With my parents, it’s more of a “don’t ask, don’t tell” situation. Everything is swept under the rug. They used to nag me before, but now that I’m older and am working for myself, they can only say so much. I wouldn’t say they are open-minded; they simply can never be ready for the conversation, so it’s better for them to ignore it. I respect their boundaries. I do my own thing and leave the house right after getting dressed. I’m grateful for that because I don’t want to force them to understand me. I’ve learned to pick my battles. We can’t always have everything in life, right?
To my fellow young trans women out there, remember that we are set on a different path.
Being a trans woman is truly one of the best decisions I’ve ever made, and many things seem to have fallen into place. But it’s not always easy. Some days, the dysphoria creeps in and takes me back to those days. Relationships and love can also get tricky. But I have to tell myself that this is nothing compared to everything I had to put up with over the years.

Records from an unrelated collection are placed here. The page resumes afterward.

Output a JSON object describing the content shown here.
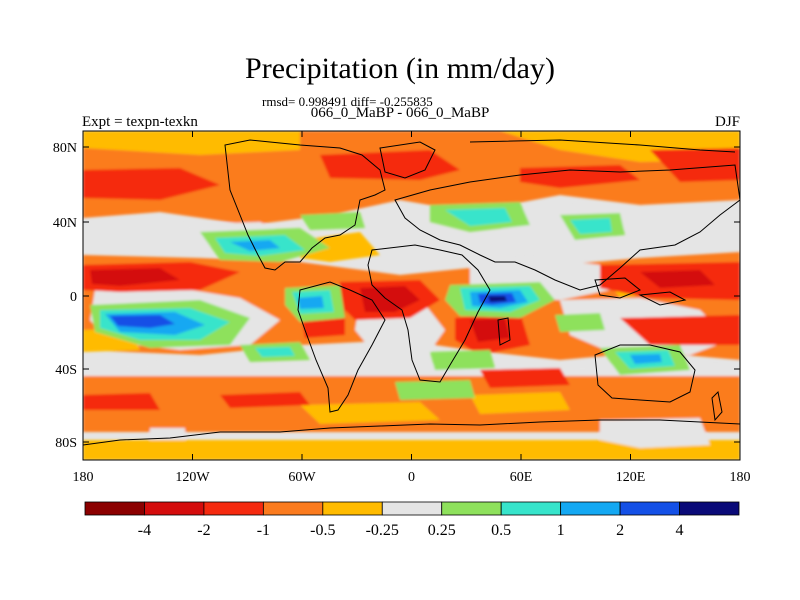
{
  "title": "Precipitation (in mm/day)",
  "stats": "rmsd= 0.998491 diff= -0.255835",
  "subtitle": "066_0_MaBP - 066_0_MaBP",
  "experiment": "Expt = texpn-texkn",
  "season": "DJF",
  "axes": {
    "y_ticks": [
      "80N",
      "40N",
      "0",
      "40S",
      "80S"
    ],
    "x_ticks": [
      "180",
      "120W",
      "60W",
      "0",
      "60E",
      "120E",
      "180"
    ]
  },
  "colorbar": {
    "labels": [
      "-4",
      "-2",
      "-1",
      "-0.5",
      "-0.25",
      "0.25",
      "0.5",
      "1",
      "2",
      "4"
    ],
    "colors": [
      "#8b0000",
      "#d40c0c",
      "#f52a0f",
      "#fb7b1e",
      "#ffbb00",
      "#e5e5e5",
      "#8ee15c",
      "#37e4cb",
      "#14a8f2",
      "#1450e6",
      "#0a0a78"
    ]
  },
  "map_colors": {
    "background": "#e5e5e5",
    "orange": "#fb7b1e",
    "yellow": "#ffbb00",
    "red": "#f52a0f",
    "darkred": "#d40c0c",
    "green": "#8ee15c",
    "cyan": "#37e4cb",
    "lightblue": "#14a8f2",
    "blue": "#1450e6",
    "navy": "#0a0a78",
    "coast": "#000000"
  }
}
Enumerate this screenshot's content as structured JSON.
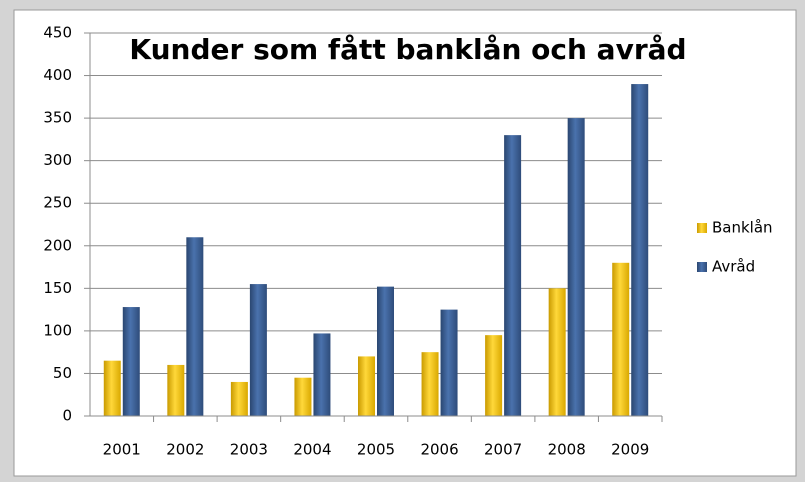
{
  "chart_data": {
    "type": "bar",
    "title": "Kunder som fått banklån och avråd",
    "categories": [
      "2001",
      "2002",
      "2003",
      "2004",
      "2005",
      "2006",
      "2007",
      "2008",
      "2009"
    ],
    "series": [
      {
        "name": "Banklån",
        "color": "#f2c200",
        "values": [
          65,
          60,
          40,
          45,
          70,
          75,
          95,
          150,
          180
        ]
      },
      {
        "name": "Avråd",
        "color": "#3b5f94",
        "values": [
          128,
          210,
          155,
          97,
          152,
          125,
          330,
          350,
          390
        ]
      }
    ],
    "ylim": [
      0,
      450
    ],
    "yticks": [
      0,
      50,
      100,
      150,
      200,
      250,
      300,
      350,
      400,
      450
    ],
    "grid": true,
    "legend": "right"
  }
}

Do this for that little girl in the mirror
Learn to say f*** it and let go. Learn to just do it and do you. Learn to never give in but turn up – for yourself, always. We have to be the one to create our own version of what our future could be, what success looks like and what love can truly be for girls like us. This will be the very foundation of the kind of women we will be in society. So no one can invalidate our womanhood.
As long as you’re sure of who you want to be and you stay true to yourself, the universe will bend in your favour, and you’ll find your tribe. And when you do, grab that connection and run with it and never look back.
Have you ever felt like you never belonged anywhere while growing up? How did you manage to reconcile with that?